Biraz ileride geldiğimiz yol üzerinde oturan diğer bir erişkin dişi var. 3-4 metre mesafede kahverengi gözlerini bana dikiyor. O masum gözlere bakarken birden içimi büyük bir hüzün kaplıyor. Bu barışçıl, kendi halinde yaşayan canlılara yaptığımız kötülükler hızla beynimi kaplıyor. Onlara çektirdiğimiz acılar için çok ama çok özür dilemek istiyorum. Varolmamın ağırlığı altında ezilirken onunla bir süre vakit geçiriyorum. Daha sonra çalıların arasından yeni bir yol bulup patikaya ulaşıp gruba katılıyorum. İnişimiz daha kolay oluyor. İnişte mola verip öğle yemeğimizi ormana karşı atıştırıyoruz.
Otelimize dönerken yol boyunca sırıttığımı hissediyorum.

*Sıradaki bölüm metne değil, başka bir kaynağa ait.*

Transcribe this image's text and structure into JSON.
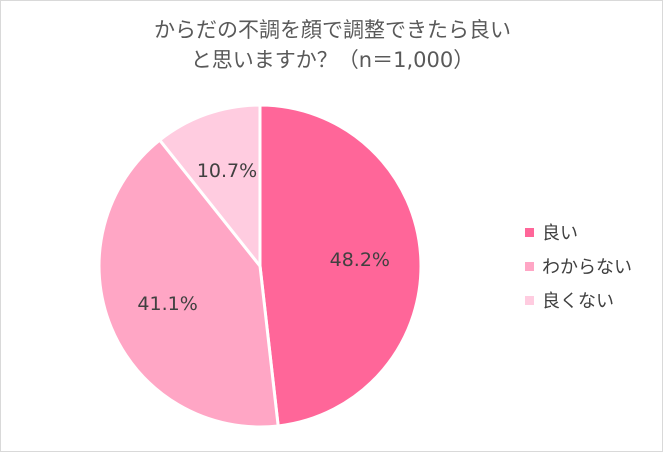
{
  "chart_data": {
    "type": "pie",
    "title_lines": [
      "からだの不調を顔で調整できたら良い",
      "と思いますか？（n＝1,000）"
    ],
    "categories": [
      "良い",
      "わからない",
      "良くない"
    ],
    "values": [
      48.2,
      41.1,
      10.7
    ],
    "data_labels": [
      "48.2%",
      "41.1%",
      "10.7%"
    ],
    "colors": [
      "#ff6699",
      "#ffa6c5",
      "#ffcce0"
    ],
    "start": "12 o'clock",
    "direction": "clockwise",
    "legend_position": "right"
  }
}
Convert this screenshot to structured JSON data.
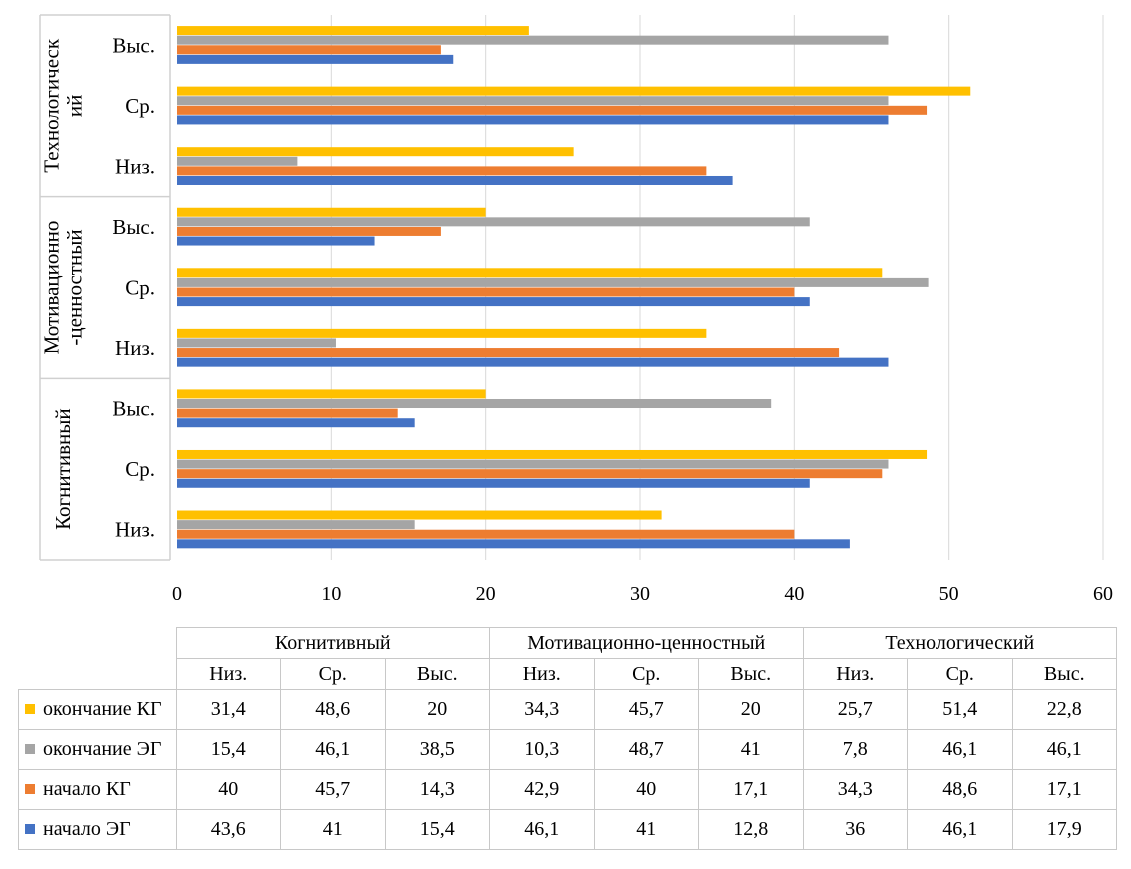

Daha önce bu kadar keyif aldığım kaç şey yapmıştım acaba?
Aklımda çok sevdiğim bir söz ; "Yaşam, aldığımız nefes sayısıyla değil, nefesimizi kesen anların sayısıyla ölçülür"
Bu arada; bekçinin sırtındaki silah ormanda yaşayan fillere karşı bir güvenlik önlemi. Amaç, eğer filler ile karşılaşırsak ve bize fazla yaklaşırlarsa havaya ateş açıp fillerin uzaklaşmasını sağlamak.
....
Not: İzlememişler için 1988 yapımı, Sigourney Weaver'ın başrolde oynadığı, ünlü primatolog Dian Fossey'in hayatını anlatan "Gorillas In The Mist" filmini öneririm.